Control Systems in Modern Applications
This elective explores modern control theory, including state-space representation, optimal control, robust control, and nonlinear systems. Students apply these concepts to robotics, aerospace systems, industrial processes, and smart grid applications. The course includes simulation exercises using Simulink and Python-based control libraries.
Industrial Automation and SCADA Systems
This course covers programmable logic controllers (PLCs), supervisory control and data acquisition (SCADA) systems, and industrial communication protocols. Students gain hands-on experience with industrial automation tools and participate in projects simulating real-world manufacturing environments.

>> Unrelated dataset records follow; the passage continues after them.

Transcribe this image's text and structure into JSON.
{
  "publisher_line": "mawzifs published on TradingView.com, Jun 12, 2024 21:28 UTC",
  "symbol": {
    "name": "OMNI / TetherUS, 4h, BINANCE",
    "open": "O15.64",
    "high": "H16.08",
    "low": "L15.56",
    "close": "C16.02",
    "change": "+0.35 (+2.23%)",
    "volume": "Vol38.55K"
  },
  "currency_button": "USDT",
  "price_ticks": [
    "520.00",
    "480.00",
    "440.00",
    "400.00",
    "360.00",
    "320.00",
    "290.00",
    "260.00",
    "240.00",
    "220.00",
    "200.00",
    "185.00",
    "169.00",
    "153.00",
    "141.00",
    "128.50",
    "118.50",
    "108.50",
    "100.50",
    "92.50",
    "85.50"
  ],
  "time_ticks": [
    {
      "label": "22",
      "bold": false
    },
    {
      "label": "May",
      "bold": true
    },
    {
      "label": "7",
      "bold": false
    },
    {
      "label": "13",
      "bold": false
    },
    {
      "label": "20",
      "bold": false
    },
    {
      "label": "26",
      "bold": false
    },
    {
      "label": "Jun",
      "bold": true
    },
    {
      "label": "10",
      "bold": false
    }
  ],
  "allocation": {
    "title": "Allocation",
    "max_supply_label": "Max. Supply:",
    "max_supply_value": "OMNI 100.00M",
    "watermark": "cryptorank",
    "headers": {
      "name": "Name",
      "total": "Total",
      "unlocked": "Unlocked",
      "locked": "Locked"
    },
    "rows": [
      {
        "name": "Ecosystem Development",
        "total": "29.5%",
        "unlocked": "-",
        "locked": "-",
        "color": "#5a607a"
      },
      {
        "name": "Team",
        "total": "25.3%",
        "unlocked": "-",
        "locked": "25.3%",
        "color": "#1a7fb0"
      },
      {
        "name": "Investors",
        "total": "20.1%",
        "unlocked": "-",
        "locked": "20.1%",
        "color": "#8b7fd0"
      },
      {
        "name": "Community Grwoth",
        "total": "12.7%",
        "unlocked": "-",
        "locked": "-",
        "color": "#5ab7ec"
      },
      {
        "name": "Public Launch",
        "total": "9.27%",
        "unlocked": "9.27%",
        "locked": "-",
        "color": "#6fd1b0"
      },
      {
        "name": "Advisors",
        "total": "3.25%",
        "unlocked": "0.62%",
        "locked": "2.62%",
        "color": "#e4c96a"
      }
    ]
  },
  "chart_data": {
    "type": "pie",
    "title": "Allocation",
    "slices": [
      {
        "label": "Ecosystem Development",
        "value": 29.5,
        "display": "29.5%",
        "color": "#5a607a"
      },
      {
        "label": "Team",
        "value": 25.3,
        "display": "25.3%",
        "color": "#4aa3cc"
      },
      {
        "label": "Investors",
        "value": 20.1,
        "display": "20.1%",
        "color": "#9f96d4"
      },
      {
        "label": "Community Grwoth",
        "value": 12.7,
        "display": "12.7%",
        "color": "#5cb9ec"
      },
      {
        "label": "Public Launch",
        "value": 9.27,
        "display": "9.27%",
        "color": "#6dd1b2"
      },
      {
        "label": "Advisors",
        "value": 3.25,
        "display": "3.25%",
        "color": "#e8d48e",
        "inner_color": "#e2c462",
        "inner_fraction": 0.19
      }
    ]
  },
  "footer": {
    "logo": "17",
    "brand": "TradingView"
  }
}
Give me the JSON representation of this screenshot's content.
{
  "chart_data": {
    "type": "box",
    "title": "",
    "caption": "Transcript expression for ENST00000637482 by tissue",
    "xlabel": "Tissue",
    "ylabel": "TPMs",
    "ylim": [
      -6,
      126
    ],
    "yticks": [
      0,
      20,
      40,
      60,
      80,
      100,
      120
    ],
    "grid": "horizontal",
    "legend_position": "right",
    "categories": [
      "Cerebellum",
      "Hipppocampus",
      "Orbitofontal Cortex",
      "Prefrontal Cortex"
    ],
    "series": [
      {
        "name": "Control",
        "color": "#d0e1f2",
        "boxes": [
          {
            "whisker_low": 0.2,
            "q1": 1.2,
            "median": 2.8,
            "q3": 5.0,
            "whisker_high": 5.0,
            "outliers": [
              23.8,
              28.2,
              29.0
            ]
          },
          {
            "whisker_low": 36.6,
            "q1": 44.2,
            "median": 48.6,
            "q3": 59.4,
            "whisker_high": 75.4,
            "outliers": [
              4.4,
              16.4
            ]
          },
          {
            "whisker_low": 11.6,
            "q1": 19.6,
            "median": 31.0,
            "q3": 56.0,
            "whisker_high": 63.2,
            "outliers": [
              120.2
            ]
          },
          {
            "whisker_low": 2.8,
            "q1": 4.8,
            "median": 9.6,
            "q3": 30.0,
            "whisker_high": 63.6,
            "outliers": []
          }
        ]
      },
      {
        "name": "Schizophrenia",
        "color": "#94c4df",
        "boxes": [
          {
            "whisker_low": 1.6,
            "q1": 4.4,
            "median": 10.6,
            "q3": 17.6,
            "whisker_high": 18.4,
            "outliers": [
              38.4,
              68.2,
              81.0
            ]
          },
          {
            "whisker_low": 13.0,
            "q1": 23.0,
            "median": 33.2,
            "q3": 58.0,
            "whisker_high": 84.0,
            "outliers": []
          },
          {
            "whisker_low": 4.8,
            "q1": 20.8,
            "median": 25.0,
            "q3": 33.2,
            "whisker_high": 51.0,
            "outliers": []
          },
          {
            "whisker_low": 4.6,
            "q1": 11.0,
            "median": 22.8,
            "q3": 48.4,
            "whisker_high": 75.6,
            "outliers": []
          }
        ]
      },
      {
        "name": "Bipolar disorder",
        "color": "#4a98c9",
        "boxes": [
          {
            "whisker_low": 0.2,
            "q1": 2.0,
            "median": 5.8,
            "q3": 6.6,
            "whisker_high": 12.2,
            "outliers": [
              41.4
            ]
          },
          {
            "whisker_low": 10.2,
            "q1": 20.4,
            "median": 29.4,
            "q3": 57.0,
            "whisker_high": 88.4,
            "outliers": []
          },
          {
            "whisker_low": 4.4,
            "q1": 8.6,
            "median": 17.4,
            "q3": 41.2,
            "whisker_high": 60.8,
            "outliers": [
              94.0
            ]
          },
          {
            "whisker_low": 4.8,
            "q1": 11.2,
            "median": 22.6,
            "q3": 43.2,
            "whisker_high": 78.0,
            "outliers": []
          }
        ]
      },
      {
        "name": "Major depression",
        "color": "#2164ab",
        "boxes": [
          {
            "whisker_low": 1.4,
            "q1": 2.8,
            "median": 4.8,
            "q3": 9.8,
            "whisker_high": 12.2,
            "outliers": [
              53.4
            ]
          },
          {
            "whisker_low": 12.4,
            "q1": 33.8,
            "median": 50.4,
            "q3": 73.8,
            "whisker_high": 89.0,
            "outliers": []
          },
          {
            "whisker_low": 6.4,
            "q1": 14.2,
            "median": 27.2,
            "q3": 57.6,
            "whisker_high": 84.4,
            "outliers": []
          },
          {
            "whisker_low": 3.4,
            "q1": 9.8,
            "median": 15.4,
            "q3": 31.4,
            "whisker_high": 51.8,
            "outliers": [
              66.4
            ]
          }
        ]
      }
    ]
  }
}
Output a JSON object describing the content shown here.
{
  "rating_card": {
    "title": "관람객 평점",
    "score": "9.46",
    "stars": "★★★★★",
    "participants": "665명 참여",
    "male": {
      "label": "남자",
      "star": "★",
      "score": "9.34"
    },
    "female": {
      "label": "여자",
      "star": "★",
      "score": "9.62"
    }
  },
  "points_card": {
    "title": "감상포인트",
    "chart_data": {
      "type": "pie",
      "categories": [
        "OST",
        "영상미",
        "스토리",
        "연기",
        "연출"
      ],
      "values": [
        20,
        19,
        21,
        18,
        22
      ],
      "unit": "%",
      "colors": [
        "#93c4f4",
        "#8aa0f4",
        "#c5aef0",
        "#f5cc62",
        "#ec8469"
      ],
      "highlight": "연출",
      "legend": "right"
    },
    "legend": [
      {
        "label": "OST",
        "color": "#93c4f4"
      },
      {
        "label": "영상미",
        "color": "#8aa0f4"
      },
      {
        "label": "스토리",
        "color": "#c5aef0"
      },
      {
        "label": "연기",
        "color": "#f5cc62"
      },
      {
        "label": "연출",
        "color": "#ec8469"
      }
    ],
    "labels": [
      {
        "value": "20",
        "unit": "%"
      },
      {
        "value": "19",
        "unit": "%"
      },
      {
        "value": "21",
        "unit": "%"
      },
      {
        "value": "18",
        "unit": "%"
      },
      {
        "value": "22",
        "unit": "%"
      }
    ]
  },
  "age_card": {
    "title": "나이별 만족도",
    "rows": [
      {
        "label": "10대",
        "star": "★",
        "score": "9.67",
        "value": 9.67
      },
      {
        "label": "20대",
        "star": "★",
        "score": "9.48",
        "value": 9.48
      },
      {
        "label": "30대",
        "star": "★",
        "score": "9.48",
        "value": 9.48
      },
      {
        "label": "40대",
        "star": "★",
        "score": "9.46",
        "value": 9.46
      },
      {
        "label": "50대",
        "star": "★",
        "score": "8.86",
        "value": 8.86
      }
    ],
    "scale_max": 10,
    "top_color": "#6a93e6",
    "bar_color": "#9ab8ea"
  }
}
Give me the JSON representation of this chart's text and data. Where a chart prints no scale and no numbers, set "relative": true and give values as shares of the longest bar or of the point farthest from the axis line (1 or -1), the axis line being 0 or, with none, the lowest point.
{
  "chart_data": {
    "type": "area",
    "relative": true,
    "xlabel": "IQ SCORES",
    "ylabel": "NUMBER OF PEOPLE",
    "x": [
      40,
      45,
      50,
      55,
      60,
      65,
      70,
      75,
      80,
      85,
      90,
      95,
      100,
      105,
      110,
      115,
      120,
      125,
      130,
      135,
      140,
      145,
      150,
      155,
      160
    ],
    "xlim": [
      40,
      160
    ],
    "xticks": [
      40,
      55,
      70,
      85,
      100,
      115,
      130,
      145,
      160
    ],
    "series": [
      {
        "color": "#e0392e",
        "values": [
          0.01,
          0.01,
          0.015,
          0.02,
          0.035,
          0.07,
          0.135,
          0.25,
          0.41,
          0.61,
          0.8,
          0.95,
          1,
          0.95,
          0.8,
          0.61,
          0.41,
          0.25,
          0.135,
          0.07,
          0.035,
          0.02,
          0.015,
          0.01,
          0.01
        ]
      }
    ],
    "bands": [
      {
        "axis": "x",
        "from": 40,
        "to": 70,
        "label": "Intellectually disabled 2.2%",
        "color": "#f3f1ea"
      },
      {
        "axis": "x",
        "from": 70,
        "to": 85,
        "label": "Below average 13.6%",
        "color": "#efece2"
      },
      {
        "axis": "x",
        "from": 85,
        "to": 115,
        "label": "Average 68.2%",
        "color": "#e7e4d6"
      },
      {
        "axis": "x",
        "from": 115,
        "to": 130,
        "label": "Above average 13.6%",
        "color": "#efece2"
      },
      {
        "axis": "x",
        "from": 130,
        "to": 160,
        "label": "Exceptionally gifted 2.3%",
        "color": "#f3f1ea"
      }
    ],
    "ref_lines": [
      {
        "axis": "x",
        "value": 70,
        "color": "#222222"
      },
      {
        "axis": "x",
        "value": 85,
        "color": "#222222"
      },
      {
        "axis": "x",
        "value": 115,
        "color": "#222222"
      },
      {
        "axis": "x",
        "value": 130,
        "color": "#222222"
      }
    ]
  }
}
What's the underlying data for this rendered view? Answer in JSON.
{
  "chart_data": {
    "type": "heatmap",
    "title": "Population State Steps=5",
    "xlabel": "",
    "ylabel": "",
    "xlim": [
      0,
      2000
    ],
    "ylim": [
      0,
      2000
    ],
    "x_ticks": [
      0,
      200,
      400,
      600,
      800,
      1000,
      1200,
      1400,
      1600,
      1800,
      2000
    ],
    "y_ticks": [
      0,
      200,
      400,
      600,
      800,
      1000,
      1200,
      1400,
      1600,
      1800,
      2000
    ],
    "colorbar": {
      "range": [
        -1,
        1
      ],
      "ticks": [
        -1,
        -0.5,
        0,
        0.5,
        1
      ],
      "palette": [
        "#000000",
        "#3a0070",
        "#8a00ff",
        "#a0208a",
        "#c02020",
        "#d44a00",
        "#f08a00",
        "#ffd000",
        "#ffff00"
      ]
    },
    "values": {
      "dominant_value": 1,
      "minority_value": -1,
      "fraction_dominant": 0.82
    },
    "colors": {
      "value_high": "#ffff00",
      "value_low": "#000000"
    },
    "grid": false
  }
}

Advanced Power Systems Analysis
Building upon foundational knowledge of power systems, this course covers advanced topics such as stability analysis, load flow studies, fault analysis, and protection schemes. Students learn to model complex power networks and perform simulations using industry-standard software tools like ETAP and PSCAD.
Project-Based Learning Philosophy
The department strongly believes in project-based learning as a means of bridging the gap between theory and practice. From the second year onwards, students engage in mandatory mini-projects that require them to apply core concepts in solving real-world problems. These projects are designed to enhance problem-solving abilities, teamwork, and communication skills.
The final-year capstone project is a comprehensive endeavor where students work closely with faculty mentors to design, implement, and present an original solution to a significant engineering challenge. The project can be theoretical, experimental, or applied, depending on the student's interest and mentorship guidance.
Students have the freedom to choose their projects based on personal interests, emerging technologies, or industry needs. Faculty members from various specializations serve as mentors, providing technical support, research direction, and career guidance throughout the project lifecycle.